Problem rozwiązany
W zakładach w Bielsku-Białej została wznowiona w sobotę produkcja silników samochodowych 1.3 Multijet - poinformował w poniedziałek koncern Fiat w wydanym w Turynie komunikacie.
Podkreślono, że problem wadliwej części został rozwiązany.
Montaż kilku modeli samochodów Fiat i Lancia w fabrykach w Turynie, Melfi i Termini Imerese, wstrzymany na ponad tydzień, ma zostać wznowiony we wtorek lub w środę.
Z powodu wady, stwierdzonej w produkowanych w Polsce silnikach, na przymusowym urlopie było 10 tysięcy robotników trzech włoskich fabryk.
Prasa informowała, że ponoszone przez firmę straty, wynikające ze wstrzymania produkcji i spadku akcji na giełdzie, sięgały w zeszłym tygodniu 8 milionów euro dziennie.
Fiat zapewnił, że osiągnie zamierzone w tym roku cele, a przejściowe kłopoty nie będą miały wpływu na wyniki produkcji.
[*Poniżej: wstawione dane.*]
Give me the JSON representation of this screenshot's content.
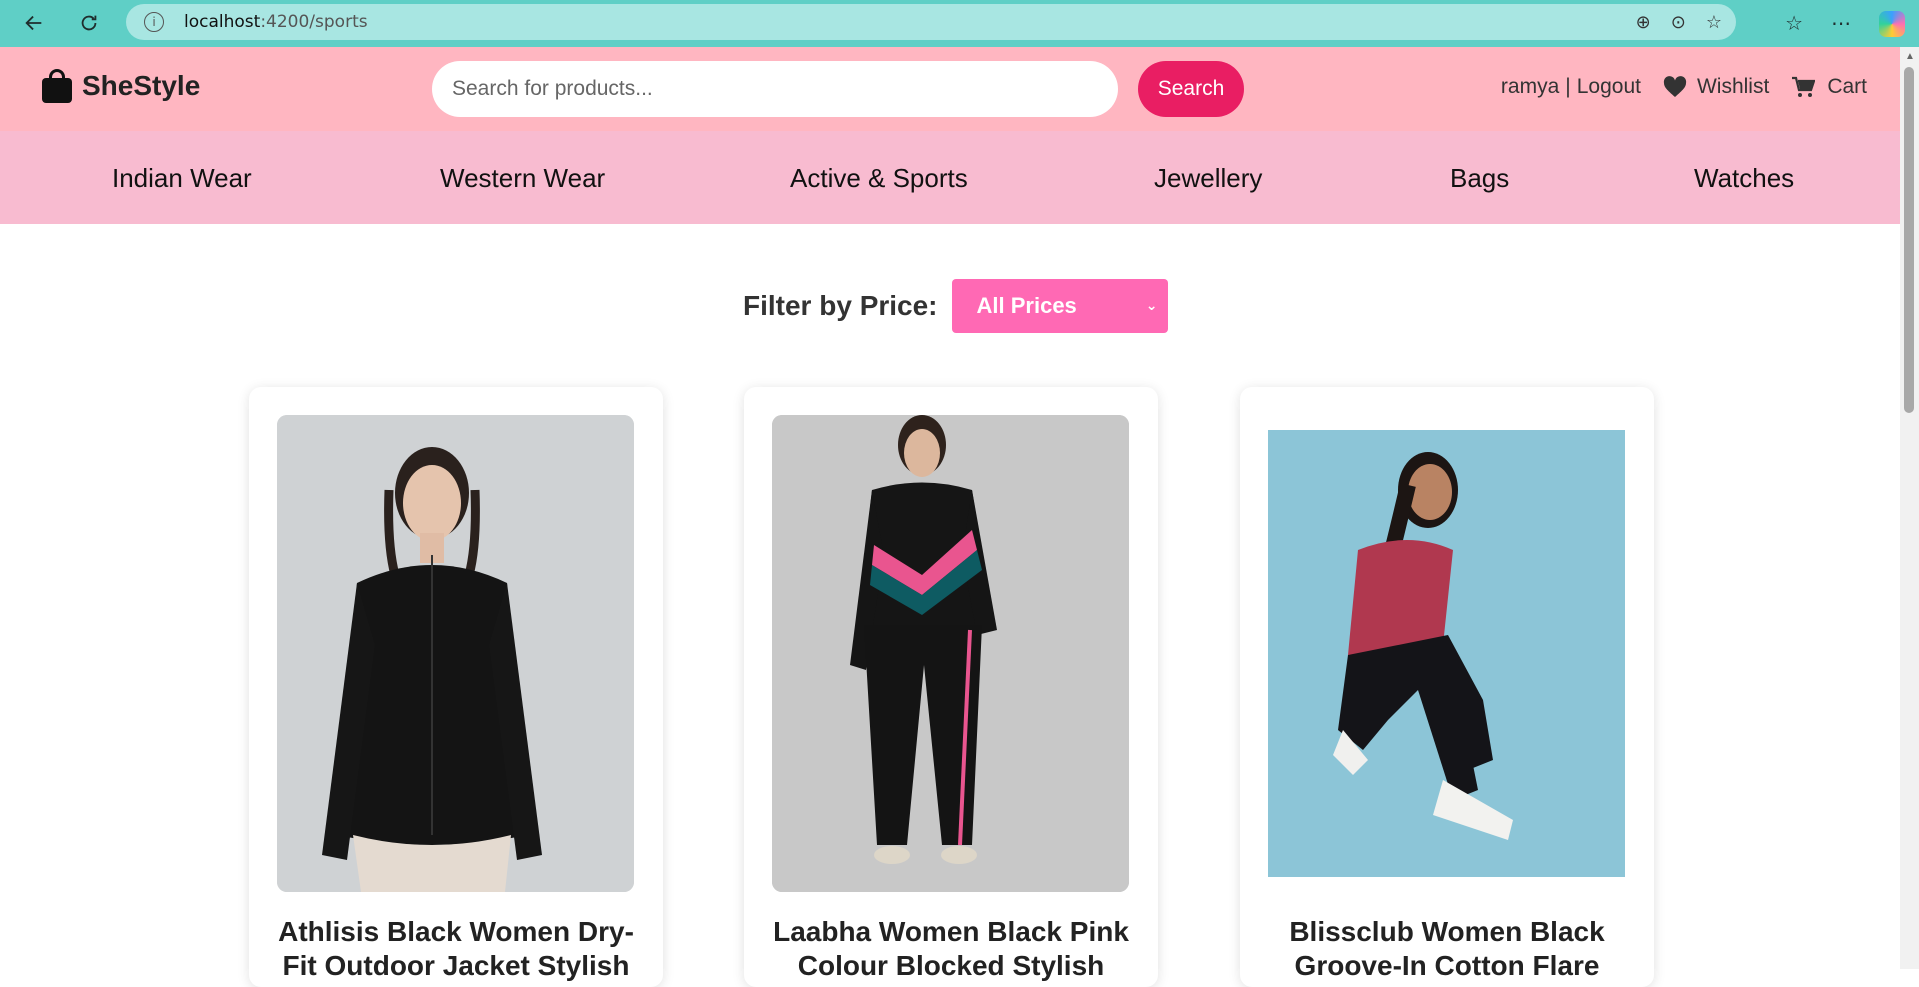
{
  "browser": {
    "url_host": "localhost",
    "url_path": ":4200/sports"
  },
  "header": {
    "logo_text": "SheStyle",
    "search_placeholder": "Search for products...",
    "search_button": "Search",
    "username": "ramya",
    "separator": "|",
    "logout": "Logout",
    "wishlist": "Wishlist",
    "cart": "Cart"
  },
  "categories": [
    "Indian Wear",
    "Western Wear",
    "Active & Sports",
    "Jewellery",
    "Bags",
    "Watches"
  ],
  "filter": {
    "label": "Filter by Price:",
    "selected": "All Prices"
  },
  "products": [
    {
      "title": "Athlisis Black Women Dry-Fit Outdoor Jacket Stylish"
    },
    {
      "title": "Laabha Women Black Pink Colour Blocked Stylish"
    },
    {
      "title": "Blissclub Women Black Groove-In Cotton Flare"
    }
  ],
  "colors": {
    "browser_bar": "#5fcfc6",
    "header_bg": "#ffb6c1",
    "nav_bg": "#f8bbd0",
    "accent": "#e91e63",
    "filter_bg": "#ff69b4"
  }
}
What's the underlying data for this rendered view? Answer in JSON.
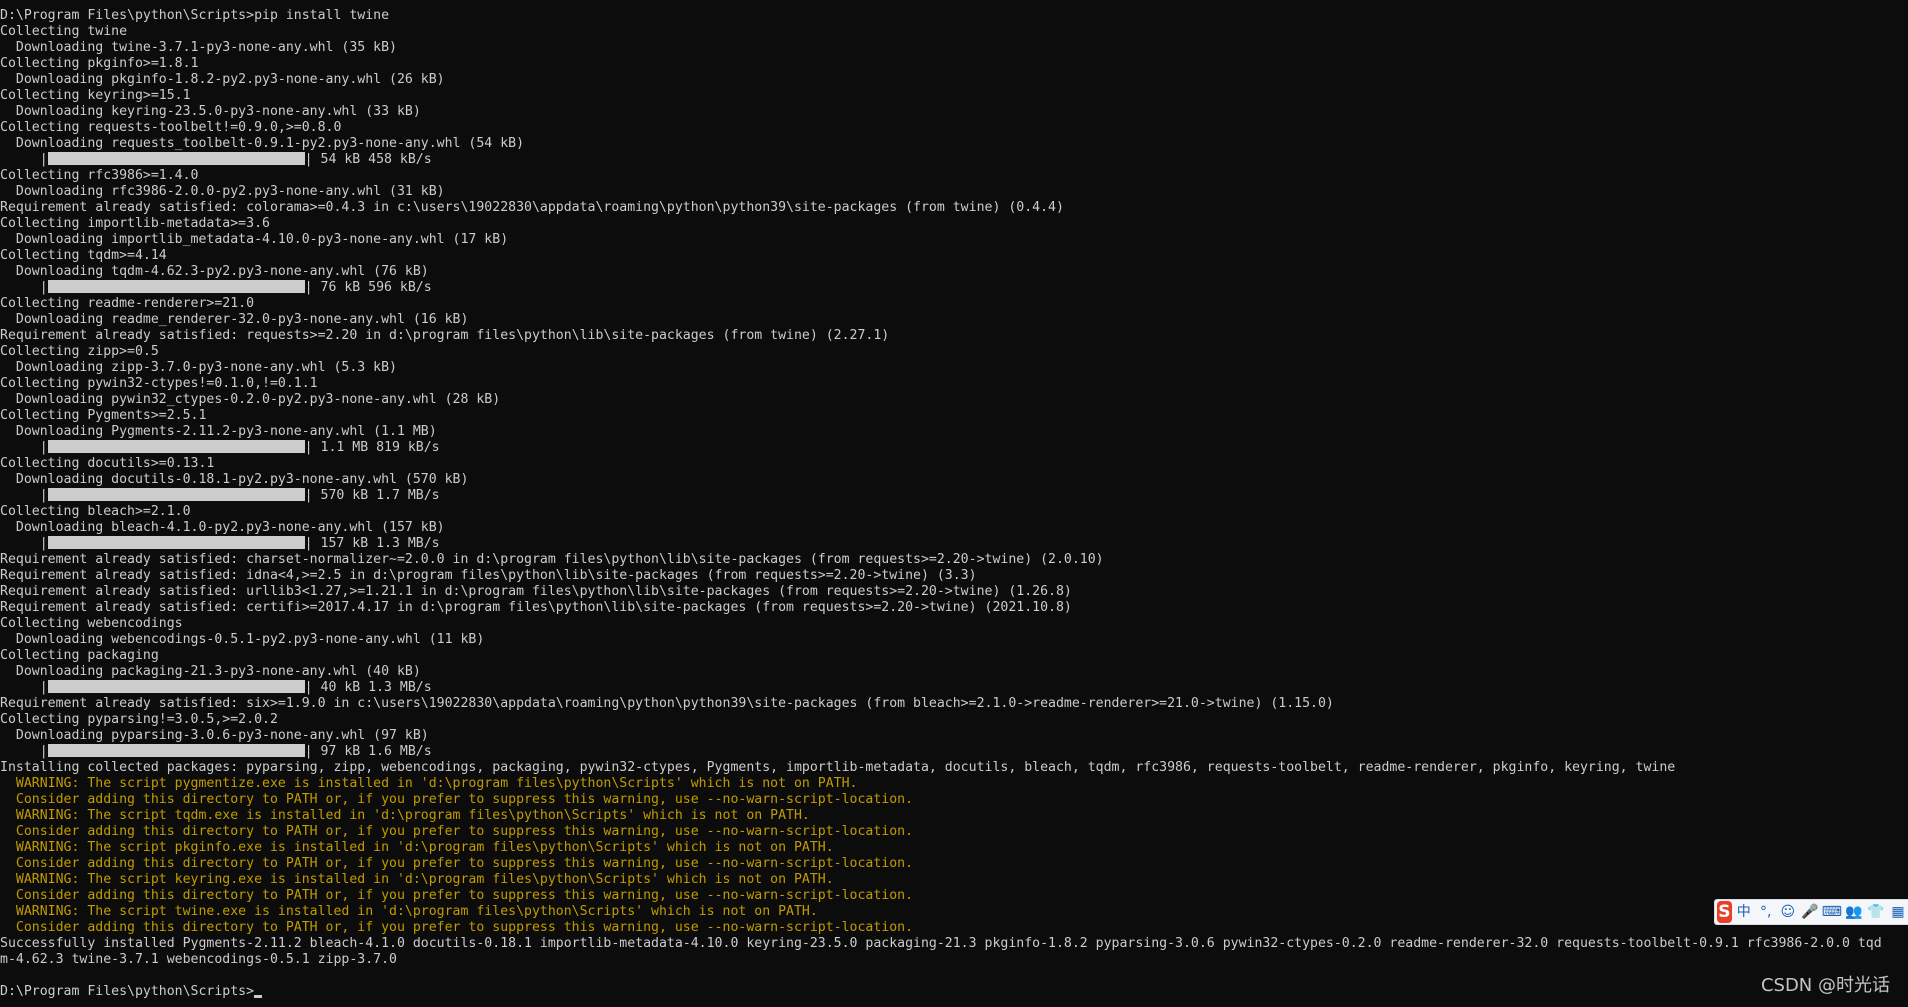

Tymczasem potężny włoski związek zawodowy metalowców Fiom wyraził w poniedziałek oburzenie, jak to ujął, "blackoutem informacyjnym" w sprawie powodów zamknięcia linii montażowych w trzech fabrykach.
Przedstawiciel kierownictwa związku Giorgio Cremaschi uznał za skandal to, że nie podano dokładnej przyczyny kłopotów z silnikami z Polski; czy była to - jak dodał - awaria, czy załamanie na rynku.
"Fiat mówi: spokojnie, ale my spokojni nie jesteśmy" - oświadczył związkowiec zwracając uwagę na to, że było to najpoważniejsze wstrzymanie produkcji samochodów we Włoszech w ostatnich dziesięciu latach.